Lol Charles - clearly if you understand these musings, then you're very special
Bergson would recognise the processes you describe, un moment de decryptage, perhaps, an effervescence of l'élan vital, the intuitive substrate which motivates a photographer to seek out the world. To know it.
I understand your separation of 'image' and print; yes - the latter is separate, but why think in purely Cartesian terms, and not synthetic terms, in terms of the process of transformation, from the image to the print?
At the moment, playing with a Leica M6, I feel like I'm on a point of contradicting myself. I have achieved nothing with it so far. It has cost more than my LF kit, and my knowledge of it is probably greater in terms of tactile fondling yet nothing extends from this
With respect to photography and self-validation....I've spent most of my career shooting weddings. From that premise, you can see I never had much to speak of.
Listen to our friend:
je photographie pour me sentir aimer et souffrir. Je photographie pour me prouver que je suis vivant.
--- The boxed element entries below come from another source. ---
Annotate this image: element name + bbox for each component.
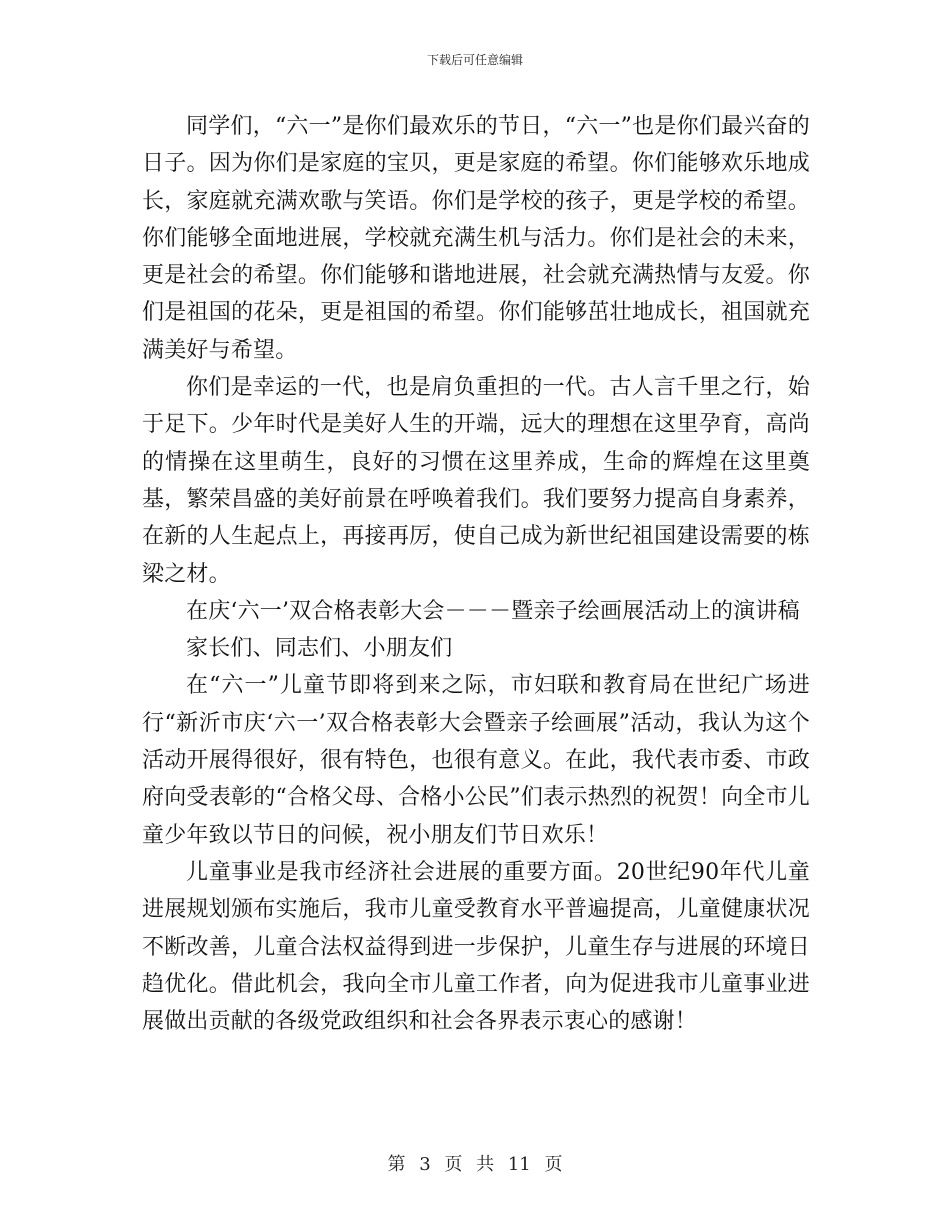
document-body [142,108,810,1040]
paragraph-children-development: 儿童事业是我市经济社会进展的重要方面。20世纪90年代儿童进展规划颁布实施后，我市儿童受教育水平普遍提高，儿童健康状况不断改善，儿童合法权益得到进一步保护，儿童生存与进展的环境日趋优化。借此机会，我向全市儿童工作者，向为促进我市儿童事业进展做出贡献的各级党政组织和社会各界表示衷心的感谢！ [142,859,810,1035]
salutation: 家长们、同志们、小朋友们 [186,636,453,662]
paragraph-lucky-generation: 你们是幸运的一代，也是肩负重担的一代。古人言千里之行，始于足下。少年时代是美好人生的开端，远大的理想在这里孕育，高尚的情操在这里萌生，良好的习惯在这里养成，生命的辉煌在这里奠基，繁荣昌盛的美好前景在呼唤着我们。我们要努力提高自身素养，在新的人生起点上，再接再厉，使自己成为新世纪祖国建设需要的栋梁之材。 [142,375,810,587]
page-number: 第 3 页 共 11 页 [387,1154,563,1175]
speech-title: 在庆‘六一’双合格表彰大会－－－暨亲子绘画展活动上的演讲稿 [186,598,800,624]
paragraph-event-congratulations: 在“六一”儿童节即将到来之际，市妇联和教育局在世纪广场进行“新沂市庆‘六一’双合格表彰大会暨亲子绘画展”活动，我认为这个活动开展得很好，很有特色，也很有意义。在此，我代表市委、市政府向受表彰的“合格父母、合格小公民”们表示热烈的祝贺！向全市儿童少年致以节日的问候，祝小朋友们节日欢乐！ [142,673,810,848]
paragraph-greeting-children: 同学们，“六一”是你们最欢乐的节日，“六一”也是你们最兴奋的日子。因为你们是家庭的宝贝，更是家庭的希望。你们能够欢乐地成长，家庭就充满欢歌与笑语。你们是学校的孩子，更是学校的希望。你们能够全面地进展，学校就充满生机与活力。你们是社会的未来，更是社会的希望。你们能够和谐地进展，社会就充满热情与友爱。你们是祖国的花朵，更是祖国的希望。你们能够茁壮地成长，祖国就充满美好与希望。 [142,114,810,363]
page-header: 下载后可任意编辑 [426,53,523,67]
Perhaps he is more fortunate (and resolute?) than I am. He has found a means of discovery; of serendepity and knowing of oneself in the process of imaging. Think of it more than the camera as an extension of the eye, but the act of photographing, as an extension of the self.
I wasn't joking about my method: "this one sucks. Next - this one sucks. Next - this one might not suck so bad...". A process of forward stepping in self-validation, by taking one less step back. Feeling and rooting for a way to know what it is I try to express. My own method - self-validation, only takes place when I can doubt. Doubt what I do in clicking the shutter, clicking anyway, trying to make sense of it, doubting whether I ever capture anything that is meaningful at all. I guess I share more with Descartes than I would care to admit.
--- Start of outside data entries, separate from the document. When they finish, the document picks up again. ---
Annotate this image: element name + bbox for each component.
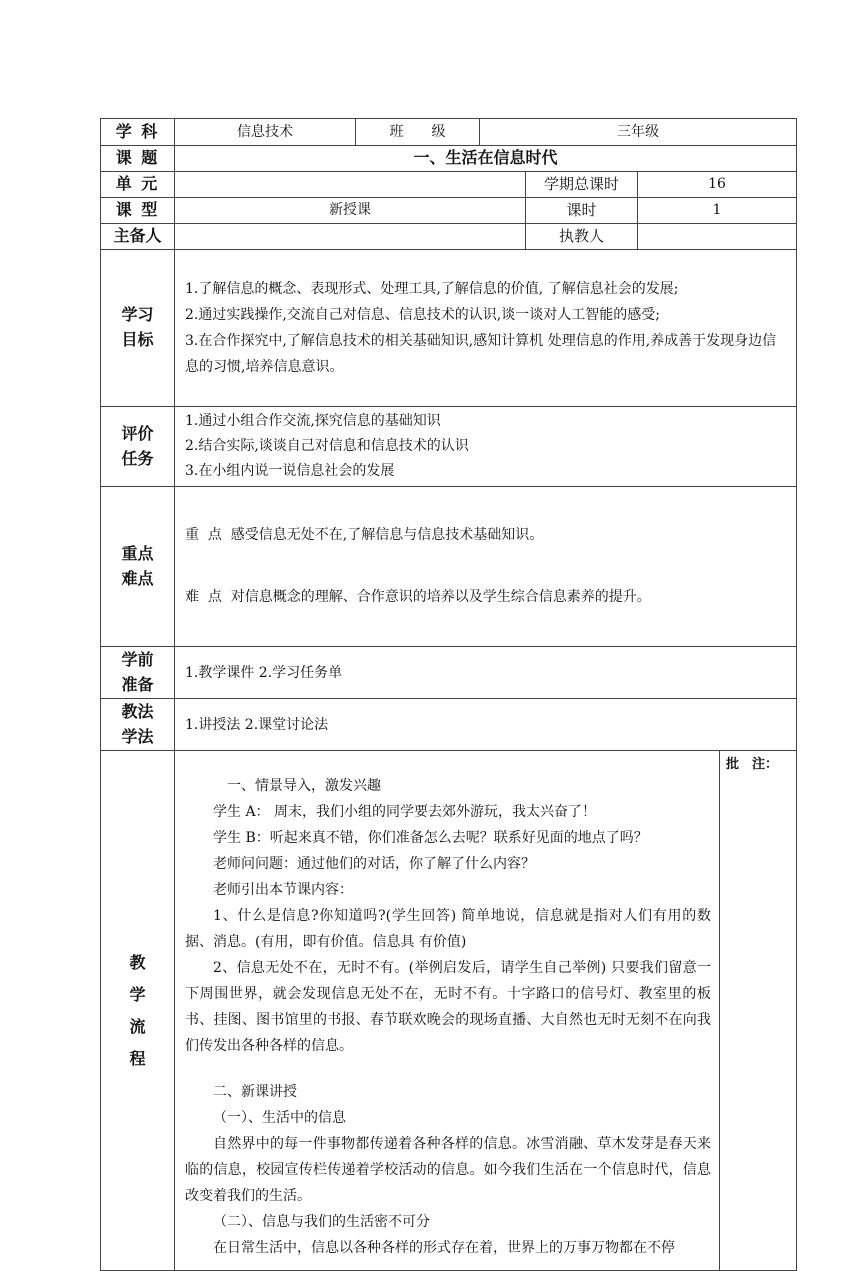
unit-value xyxy=(175,172,526,198)
evaluation-item: 1.通过小组合作交流,探究信息的基础知识 xyxy=(185,413,441,429)
row-unit xyxy=(101,172,797,198)
unit-label: 单 元 xyxy=(101,172,175,198)
key-point-item: 重 点 感受信息无处不在,了解信息与信息技术基础知识。 xyxy=(185,527,544,544)
teaching-flow-content xyxy=(175,751,720,1271)
spacer xyxy=(185,1059,711,1079)
class-value: 三年级 xyxy=(480,119,797,146)
preparer-label: 主备人 xyxy=(101,224,175,250)
annotation-column xyxy=(720,751,797,1271)
paragraph: 自然界中的每一件事物都传递着各种各样的信息。冰雪消融、草木发芽是春天来临的信息，校园宣传栏传递着学校活动的信息。如今我们生活在一个信息时代，信息改变着我们的生活。 xyxy=(185,1136,711,1205)
row-subject xyxy=(101,119,797,146)
type-label: 课 型 xyxy=(101,198,175,224)
teacher-label: 执教人 xyxy=(526,224,638,250)
key-points-label: 重点 难点 xyxy=(101,487,175,647)
row-key-points xyxy=(101,487,797,647)
row-preparer xyxy=(101,224,797,250)
row-methods xyxy=(101,699,797,751)
row-teaching-flow xyxy=(101,751,797,1271)
objective-item: 2.通过实践操作,交流自己对信息、信息技术的认识,谈一谈对人工智能的感受; xyxy=(185,307,660,323)
subsection-heading: （二）、信息与我们的生活密不可分 xyxy=(213,1214,430,1231)
row-objectives xyxy=(101,250,797,407)
objective-item: 1.了解信息的概念、表现形式、处理工具,了解信息的价值, 了解信息社会的发展; xyxy=(185,281,679,297)
annotation-label: 批 注： xyxy=(726,757,779,773)
methods-value: 1.讲授法 2.课堂讨论法 xyxy=(175,699,797,751)
row-evaluation xyxy=(101,407,797,487)
type-value: 新授课 xyxy=(175,198,526,224)
paragraph: 学生 A： 周末，我们小组的同学要去郊外游玩，我太兴奋了！ xyxy=(213,804,597,821)
key-point-item: 难 点 对信息概念的理解、合作意识的培养以及学生综合信息素养的提升。 xyxy=(185,588,651,605)
subject-label: 学 科 xyxy=(101,119,175,146)
evaluation-item: 2.结合实际,谈谈自己对信息和信息技术的认识 xyxy=(185,438,469,454)
total-hours-value: 16 xyxy=(638,172,797,198)
section-heading: 一、情景导入，激发兴趣 xyxy=(227,778,381,795)
evaluation-list xyxy=(175,407,797,487)
preparer-value xyxy=(175,224,526,250)
objectives-list xyxy=(175,250,797,407)
preparation-value: 1.教学课件 2.学习任务单 xyxy=(175,647,797,699)
lesson-plan-table xyxy=(100,118,797,1271)
subject-value: 信息技术 xyxy=(175,119,356,146)
teacher-value xyxy=(638,224,797,250)
hours-value: 1 xyxy=(638,198,797,224)
hours-label: 课时 xyxy=(526,198,638,224)
paragraph: 1、什么是信息?你知道吗?(学生回答) 简单地说，信息就是指对人们有用的数据、消息。(有用，即有价值。信息具 有价值) xyxy=(185,908,711,951)
key-points-list xyxy=(175,487,797,647)
row-type xyxy=(101,198,797,224)
teaching-flow-label: 教 学 流 程 xyxy=(101,751,175,1271)
evaluation-item: 3.在小组内说一说信息社会的发展 xyxy=(185,463,395,479)
evaluation-label: 评价 任务 xyxy=(101,407,175,487)
methods-label: 教法 学法 xyxy=(101,699,175,751)
objective-item: 3.在合作探究中,了解信息技术的相关基础知识,感知计算机 处理信息的作用,养成善于发现身边信息的习惯,培养信息意识。 xyxy=(185,333,777,375)
subsection-heading: （一）、生活中的信息 xyxy=(213,1110,346,1127)
total-hours-label: 学期总课时 xyxy=(526,172,638,198)
class-label: 班 级 xyxy=(356,119,480,146)
objectives-label: 学习 目标 xyxy=(101,250,175,407)
paragraph: 老师引出本节课内容： xyxy=(213,882,353,899)
row-topic xyxy=(101,146,797,172)
paragraph: 在日常生活中，信息以各种各样的形式存在着，世界上的万事万物都在不停 xyxy=(213,1240,675,1257)
topic-value: 一、生活在信息时代 xyxy=(175,146,797,172)
row-preparation xyxy=(101,647,797,699)
section-heading: 二、新课讲授 xyxy=(213,1084,297,1101)
paragraph: 2、信息无处不在，无时不有。(举例启发后，请学生自己举例) 只要我们留意一下周围世界，就会发现信息无处不在，无时不有。十字路口的信号灯、教室里的板书、挂图、图书馆里的书报、春节联欢晚会的现场直播、大自然也无时无刻不在向我们传发出各种各样的信息。 xyxy=(185,960,711,1055)
paragraph: 学生 B：听起来真不错，你们准备怎么去呢？联系好见面的地点了吗？ xyxy=(213,830,648,847)
topic-label: 课 题 xyxy=(101,146,175,172)
paragraph: 老师问问题：通过他们的对话，你了解了什么内容？ xyxy=(213,856,535,873)
preparation-label: 学前 准备 xyxy=(101,647,175,699)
Our friend on the other hand, validates himself in the feeling of love and suffering, in capturing an essence - the essential in photography, which informs him of his existence.
And can essence precede the existence? Clearly for others in this mode, there seems no problem in making sense of photographie-en-soi rather than photographie-pour-soi. The self-validating photographer claims that photographie-pour-soi, when his eyes are alive to the world around him, reaps something existential for himself.
'Exploration or discovery of the self' is what teenagers do in dear diary affairs. At some point, there has to be a clarification of the level at which one tries to make sense of one's life on a philosophical level. That alone is relevant for the philosopher, or the reflecting agent that man can be.
Self-validation - a moment of beholding - when one is beholden, there is an aspect of one's awareness - call it 'awe' in which one is beholden before the world. In a moment like this, I am alive - and the circumstances - the relation with the visual presentiment brings me into this moment of beholding. That is the bit which precedes the click. The experience which brings me closer to recognising how good it is to be alive. And that precedes what is required of me as a photographer, to exercise in doubt, or self-assertion, that I had better get clicking and on to expressing this which I have been beholden by. So back to the question:
- why should the perception of many facets of the Grand Canyon improve my knowledge of my self?
Because it isn't the facets of the Grand Canyon which confer such knowledge to me. It is the fact that my perception experiences a Gestalt shift, one in which I am embodied in this experience, and thus beholden. Locked in, in visual relation, I just won't let go of such beauty.
Is that such a strange idea? I find it no different than the thought that it isn't how many different qualities of a friend's personality which improves self-knowledge or awareness. It is the love in the interaction, which enables one to become beholden to another.
In any case, analytical philosophy is not the tendency of the British photographer, as the French forum thread demonstrates. Your thoughts on travel photography resonate with mine: there is freedom when one's photographic work is not contrived by a theme too.